Foi a crescente preocupação com o lançamento de dióxido de carbono na atmosfera que recolocou a alternativa nuclear em discussão. A geração de energia com a queima de derivados de petróleo ou carvão produz centenas de vezes mais dióxido de carbono por quilowatt-hora (kWh) do que a geração nuclear. Com relação a custos, estudos realizados pelo governo no ano passado indicaram que a tarifa de Angra 3 ficará em R$ 140 por megawatt-hora (MWh), preço competitivo se comparado com o da energia gerada por usinas térmicas que empregam outras fontes, como o gás natural.
A decisão do CNPE teve 9 votos a favor e apenas 1 contra, o do representante do Ministério do Meio Ambiente. A ministra do Meio Ambiente, Marina Silva, é contra a expansão da geração nuclear porque, segundo ela, o Brasil tem alternativas renováveis de energia e, no resto do mundo, não se registram investimentos em energia nuclear nos últimos 15 anos.
De fato, o Brasil dispõe de alternativas de energia renovável, mas algumas das mais importantes delas ainda não podem ser utilizadas porque o Instituto Brasileiro do Meio Ambiente e dos Recursos Naturais Renováveis (Ibama), vinculado ao ministério do qual Marina Silva é titular, vem retardando a concessão das licenças para a execução das obras. O caso mais notório é o das usinas programadas para o Rio Madeira, cuja construção é considerada indispensável para afastar o risco de ocorrência de novo apagão nos próximos anos.
Quanto a investimentos em energia nuclear no exterior, a Agência Internacional de Energia Atômica (AIEA) registra, no momento, a construção de mais de duas dezenas de usinas em dez países, que viram nessa forma de geração de energia uma alternativa às usinas térmicas que utilizam derivados de petróleo, cujo preço disparou nos últimos anos.
O início das obras de Angra 3, porém, ainda depende da solução de alguns problemas. O primeiro deles é a concessão, também neste caso, da licença ambiental pelo Ibama. O ministro interino de Minas e Energia acredita que, pela fato de Angra 3 ficar na área onde estão instaladas as outras usinas nucleares em operação no País, não haverá grandes dificuldades para a concessão da licença. O processo de licenciamento já tramita no Ibama.

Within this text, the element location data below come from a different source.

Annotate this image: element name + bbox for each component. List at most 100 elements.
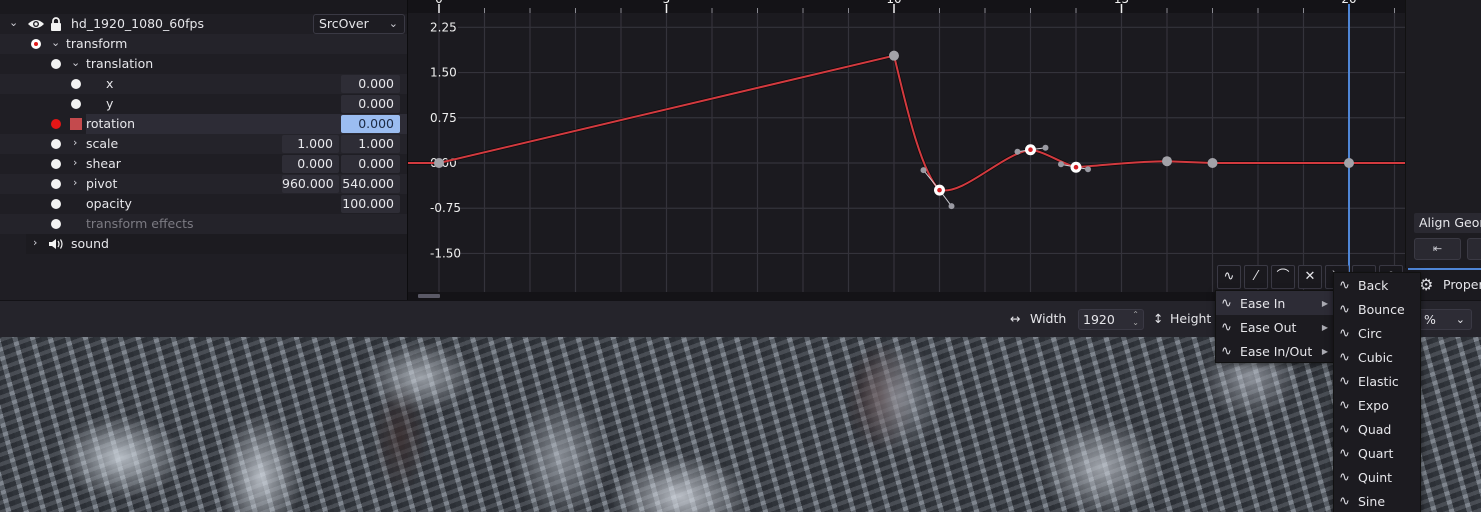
bezier-handle[interactable]	[920, 167, 927, 174]
symmetric-handles-button[interactable]: ✕	[1298, 265, 1322, 289]
y-tick-label: 1.50	[430, 66, 457, 80]
property-label: translation	[86, 56, 154, 71]
bezier-handle[interactable]	[1042, 144, 1049, 151]
chevron-right-icon[interactable]: ›	[33, 236, 37, 249]
curve-color-swatch[interactable]	[70, 118, 82, 130]
bezier-handle[interactable]	[1014, 148, 1021, 155]
ease-curve-icon: ∿	[1339, 325, 1350, 341]
opacity-value-field[interactable]: 100.000	[341, 195, 400, 213]
menu-item-ease-in[interactable]: ∿ Ease In ▶	[1216, 291, 1334, 315]
submenu-item-quint[interactable]: ∿ Quint	[1334, 465, 1420, 489]
y-tick-label: 0.75	[430, 111, 457, 125]
blend-mode-select[interactable]: SrcOver ⌄	[313, 14, 405, 34]
property-row-sound[interactable]: › sound	[26, 234, 407, 254]
gear-icon: ⚙	[1419, 275, 1434, 294]
property-row-pivot[interactable]: › pivot 960.000 540.000	[0, 174, 407, 194]
recording-icon[interactable]	[31, 39, 41, 49]
keyframe-point[interactable]	[1162, 156, 1172, 167]
property-row-translation[interactable]: ⌄ translation	[0, 54, 407, 74]
property-row-shear[interactable]: › shear 0.000 0.000	[0, 154, 407, 174]
chevron-right-icon[interactable]: ›	[73, 156, 77, 169]
y-tick-label: -1.50	[430, 246, 461, 260]
curve-shadow	[408, 53, 1405, 193]
submenu-item-circ[interactable]: ∿ Circ	[1334, 321, 1420, 345]
pivot-y-field[interactable]: 540.000	[341, 175, 400, 193]
property-row-y[interactable]: y 0.000	[0, 94, 407, 114]
scale-x-field[interactable]: 1.000	[282, 135, 339, 153]
align-left-button[interactable]: ⇤	[1414, 238, 1461, 260]
rotation-value-field[interactable]: 0.000	[341, 115, 400, 133]
keyframe-toggle-icon[interactable]	[51, 179, 61, 189]
y-value-field[interactable]: 0.000	[341, 95, 400, 113]
shear-y-field[interactable]: 0.000	[341, 155, 400, 173]
chevron-down-icon[interactable]: ⌄	[9, 16, 18, 29]
keyframe-toggle-icon[interactable]	[71, 79, 81, 89]
chevron-right-icon[interactable]: ›	[73, 136, 77, 149]
property-row-scale[interactable]: › scale 1.000 1.000	[0, 134, 407, 154]
symmetric-handles-icon: ✕	[1304, 269, 1316, 284]
keyframe-toggle-icon[interactable]	[71, 99, 81, 109]
chevron-right-icon[interactable]: ›	[73, 176, 77, 189]
submenu-item-cubic[interactable]: ∿ Cubic	[1334, 345, 1420, 369]
keyframe-center	[1028, 147, 1033, 153]
width-value: 1920	[1083, 312, 1115, 327]
graph-canvas[interactable]: 051015202.251.500.750.00-0.75-1.50	[408, 0, 1405, 300]
smooth-curve-icon: ∿	[1223, 269, 1235, 284]
property-row-x[interactable]: x 0.000	[0, 74, 407, 94]
scale-y-field[interactable]: 1.000	[341, 135, 400, 153]
keyframe-center	[937, 187, 942, 193]
spin-arrows-icon[interactable]: ⌃ ⌄	[1132, 311, 1139, 327]
ease-curve-icon: ∿	[1221, 319, 1232, 335]
keyframe-point[interactable]	[1207, 158, 1218, 168]
bezier-curve-button[interactable]: ⌒	[1271, 265, 1295, 289]
menu-item-ease-in-out[interactable]: ∿ Ease In/Out ▶	[1216, 339, 1334, 363]
eye-icon[interactable]	[27, 18, 45, 30]
shear-x-field[interactable]: 0.000	[282, 155, 339, 173]
submenu-arrow-icon: ▶	[1321, 298, 1328, 308]
bezier-handle[interactable]	[948, 203, 955, 210]
graph-editor[interactable]: 051015202.251.500.750.00-0.75-1.50	[407, 0, 1405, 300]
keyframe-active-icon[interactable]	[51, 119, 61, 129]
submenu-item-label: Quint	[1358, 469, 1393, 485]
lock-icon[interactable]	[50, 17, 62, 31]
keyframe-point[interactable]	[889, 50, 899, 61]
pivot-x-field[interactable]: 960.000	[282, 175, 339, 193]
x-value-field[interactable]: 0.000	[341, 75, 400, 93]
canvas-viewport[interactable]	[0, 337, 1481, 512]
zoom-select[interactable]: % ⌄	[1418, 309, 1472, 330]
submenu-item-bounce[interactable]: ∿ Bounce	[1334, 297, 1420, 321]
smooth-curve-button[interactable]: ∿	[1217, 265, 1241, 289]
chevron-down-icon[interactable]: ⌄	[51, 36, 60, 49]
submenu-item-elastic[interactable]: ∿ Elastic	[1334, 369, 1420, 393]
keyframe-toggle-icon[interactable]	[51, 199, 61, 209]
property-label: scale	[86, 136, 119, 151]
width-spinbox[interactable]: 1920 ⌃ ⌄	[1078, 309, 1144, 330]
property-row-transform[interactable]: ⌄ transform	[0, 34, 407, 54]
horizontal-scrollbar[interactable]	[418, 294, 440, 298]
keyframe-toggle-icon[interactable]	[51, 59, 61, 69]
submenu-item-quart[interactable]: ∿ Quart	[1334, 441, 1420, 465]
submenu-item-back[interactable]: ∿ Back	[1334, 273, 1420, 297]
submenu-item-quad[interactable]: ∿ Quad	[1334, 417, 1420, 441]
property-row-transform-effects[interactable]: transform effects	[0, 214, 407, 234]
animation-curve[interactable]	[408, 54, 1405, 192]
linear-segment-button[interactable]: ⁄	[1244, 265, 1268, 289]
submenu-item-label: Circ	[1358, 325, 1382, 341]
bezier-handle[interactable]	[1085, 166, 1091, 173]
submenu-item-label: Back	[1358, 277, 1389, 293]
keyframe-toggle-icon[interactable]	[51, 159, 61, 169]
submenu-item-sine[interactable]: ∿ Sine	[1334, 489, 1420, 512]
time-ruler[interactable]	[408, 0, 1405, 13]
submenu-item-expo[interactable]: ∿ Expo	[1334, 393, 1420, 417]
ease-curve-icon: ∿	[1221, 295, 1232, 311]
menu-item-ease-out[interactable]: ∿ Ease Out ▶	[1216, 315, 1334, 339]
align-center-button[interactable]	[1467, 238, 1481, 260]
chevron-down-icon[interactable]: ⌄	[71, 56, 80, 69]
keyframe-point[interactable]	[434, 158, 444, 168]
keyframe-toggle-icon[interactable]	[51, 139, 61, 149]
bezier-handle[interactable]	[1058, 161, 1064, 168]
property-row-opacity[interactable]: opacity 100.000	[0, 194, 407, 214]
keyframe-toggle-icon[interactable]	[51, 219, 61, 229]
keyframe-point[interactable]	[1344, 158, 1354, 168]
property-row-rotation[interactable]: rotation 0.000	[0, 114, 407, 134]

Outro problema é a definição das fontes de recursos para as obras, que estarão concluídas num prazo de cinco anos e meio e estão orçadas em R$ 7,2 bilhões.
Por fim, o governo tem de encontrar uma solução definitiva para os rejeitos radioativos das usinas nucleares. Os rejeitos de Angra 1 e 2 estão em depósitos provisórios na área das usinas. O volume de rejeitos a serem gerados por Angra 3 dificultará a utilização desse método. Além disso, o governo pode ser forçado a encontrar a solução antes de concluir Angra 3, pois o Ministério Público Federal entrou com uma ação pública contra os órgãos oficiais ligados à área nuclear exigindo que no orçamento do próximo ano sejam incluídos recursos para a construção e instalação de depósitos definitivos para os resíduos radioativos.
A conclusão de Angra 3, com potência de 1.353 MW, como Angra 2, permitirá a utilização de equipamentos comprados ao custo de US$ 750 milhões e que estão armazenados em Angra dos Reis. Só na conservação desses equipamentos são gastos, anualmente, US$ 20 milhões. O funcionamento da nova usina nuclear tornará viável o enriquecimento de urânio em escala industrial no País. O Brasil já domina o ciclo completo de enriquecimento do urânio, mas ainda não fazia isso em escala industrial por falta de demanda.